Nel lungo turno di sette ore (che diventa di dieci quando si fa la notte), non ci sono pause, “il livello di attenzione è sempre massimo. Non pensi ad altro se a non compiere bene i compiti che ti sono stati assegnati. Le protezioni che indossiamo, anche se necessarie, spesso posso essere d’ostacolo. Sono pesanti e scomode. Ci capita di dover inserire un ago canula e gli occhiali ti si appannano perché fa caldo, si suda”.

E lo stress e la paura non diminuiscono nemmeno a fine turno. “Svestire le protezioni, come indossarle, va fatto in maniera scrupolosa. E la paura di essere contagiati è sempre lì“.  Tornata a casa, la paura non l’abbandona. “Vivo con la mia famiglia e il timore di poter contagiare le persone a cui voglio più bene c’è. Dentro casa cerco di stare il più lontano possibile, per quanto difficile sia, dai miei familiari. Ci sono però momenti in cui il contatto è inevitabile, come il pranzo o la cena dove si sta al tavolo tutti insieme”.
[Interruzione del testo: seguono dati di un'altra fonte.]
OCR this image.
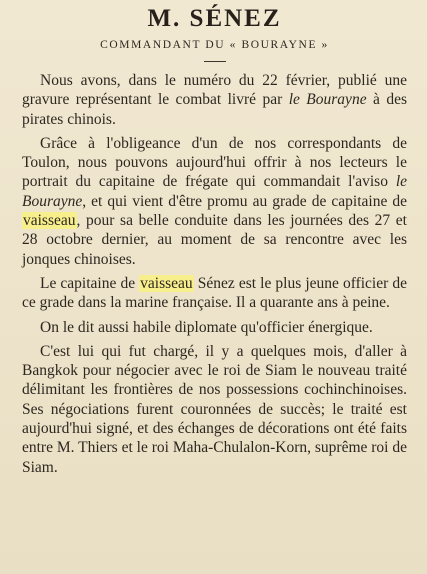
M. SÉNEZ
COMMANDANT DU « BOURAYNE »

Nous avons, dans le numéro du 22 février, publié une gravure représentant le combat livré par le Bourayne à des pirates chinois.

Grâce à l'obligeance d'un de nos correspondants de Toulon, nous pouvons aujourd'hui offrir à nos lecteurs le portrait du capitaine de frégate qui commandait l'aviso le Bourayne, et qui vient d'être promu au grade de capitaine de vaisseau, pour sa belle conduite dans les journées des 27 et 28 octobre dernier, au moment de sa rencontre avec les jonques chinoises.

Le capitaine de vaisseau Sénez est le plus jeune officier de ce grade dans la marine française. Il a quarante ans à peine.

On le dit aussi habile diplomate qu'officier énergique.

C'est lui qui fut chargé, il y a quelques mois, d'aller à Bangkok pour négocier avec le roi de Siam le nouveau traité délimitant les frontières de nos possessions cochinchinoises. Ses négociations furent couronnées de succès; le traité est aujourd'hui signé, et des échanges de décorations ont été faits entre M. Thiers et le roi Maha-Chulalon-Korn, suprême roi de Siam.
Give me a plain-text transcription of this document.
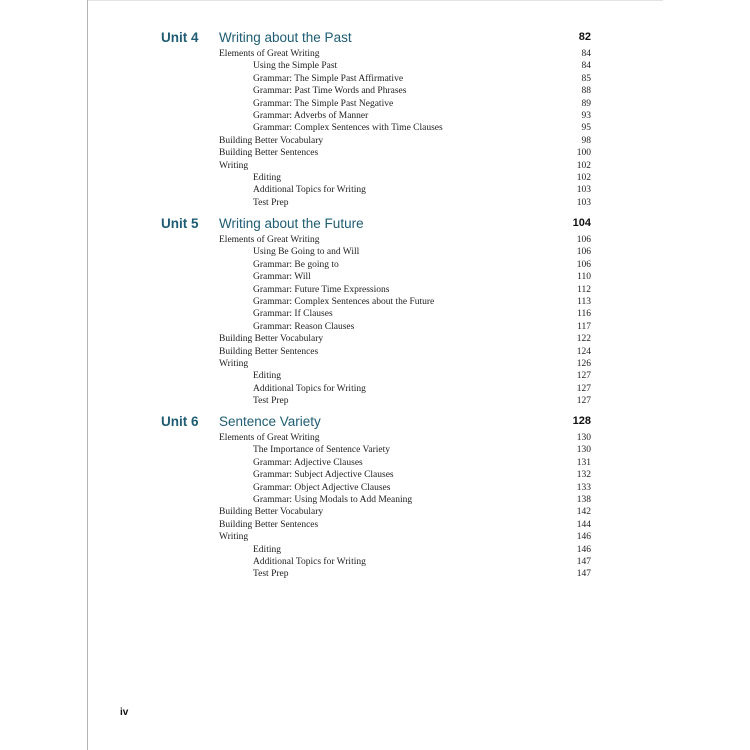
Unit 4 Writing about the Past	82
Elements of Great Writing	84
Using the Simple Past	84
Grammar: The Simple Past Affirmative	85
Grammar: Past Time Words and Phrases	88
Grammar: The Simple Past Negative	89
Grammar: Adverbs of Manner	93
Grammar: Complex Sentences with Time Clauses	95
Building Better Vocabulary	98
Building Better Sentences	100
Writing	102
Editing	102
Additional Topics for Writing	103
Test Prep	103
Unit 5 Writing about the Future	104
Elements of Great Writing	106
Using Be Going to and Will	106
Grammar: Be going to	106
Grammar: Will	110
Grammar: Future Time Expressions	112
Grammar: Complex Sentences about the Future	113
Grammar: If Clauses	116
Grammar: Reason Clauses	117
Building Better Vocabulary	122
Building Better Sentences	124
Writing	126
Editing	127
Additional Topics for Writing	127
Test Prep	127
Unit 6 Sentence Variety	128
Elements of Great Writing	130
The Importance of Sentence Variety	130
Grammar: Adjective Clauses	131
Grammar: Subject Adjective Clauses	132
Grammar: Object Adjective Clauses	133
Grammar: Using Modals to Add Meaning	138
Building Better Vocabulary	142
Building Better Sentences	144
Writing	146
Editing	146
Additional Topics for Writing	147
Test Prep	147
iv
“I miei genitori – rivela Michela – quando hanno saputo che avrei prestato servizio in un Covid hospital mi hanno detto: ‘Conosci te stessa e le capacità che hai, se ti senti pronta vai‘. Nessuno della mia famiglia mi ha spinto per farmi tirare indietro, anzi ho avuto il giusto incoraggiamento”.

“La notte cerco di riposarmi e di dormire il più possibile per dare poi il meglio il giorno dopo. Questo virus ha acceso in tutti la paura e in primis ce l’abbiamo noi. Cerco di non pensarci ma è tutto inutile. Quando torno dall’ospedale trovo in tv programmi che parlano solo di coronavirus e il pensiero torna sempre lì, a quei letti”.

“Se mi sento sufficientemente preparata per affrontare questo compito? Assolutamente si, poi nella vita non si smette mai di imparare. Certamente l’esperienza si fa sul campo, ma le basi che abbiamo ricevuto durante la formazione universitarie sono buone. Non metto in dubbio la scelta del Governo di mettere in corsia giovani infermieri e medici che fino a pochi giorni prima erano in un’aula di università. Essendo una malattina nuova nessuno avrebbe saputo gestirla bene come un virus già conosciuto. La sfida è tosta e per affrontarla servono le energie dei giovani. Forse bisogna equilibrare le forze dei giovani con chi ha più anni di esperienza. Personalmente mi trovo molto bene ma non per tutti è stata la stessa cosa”.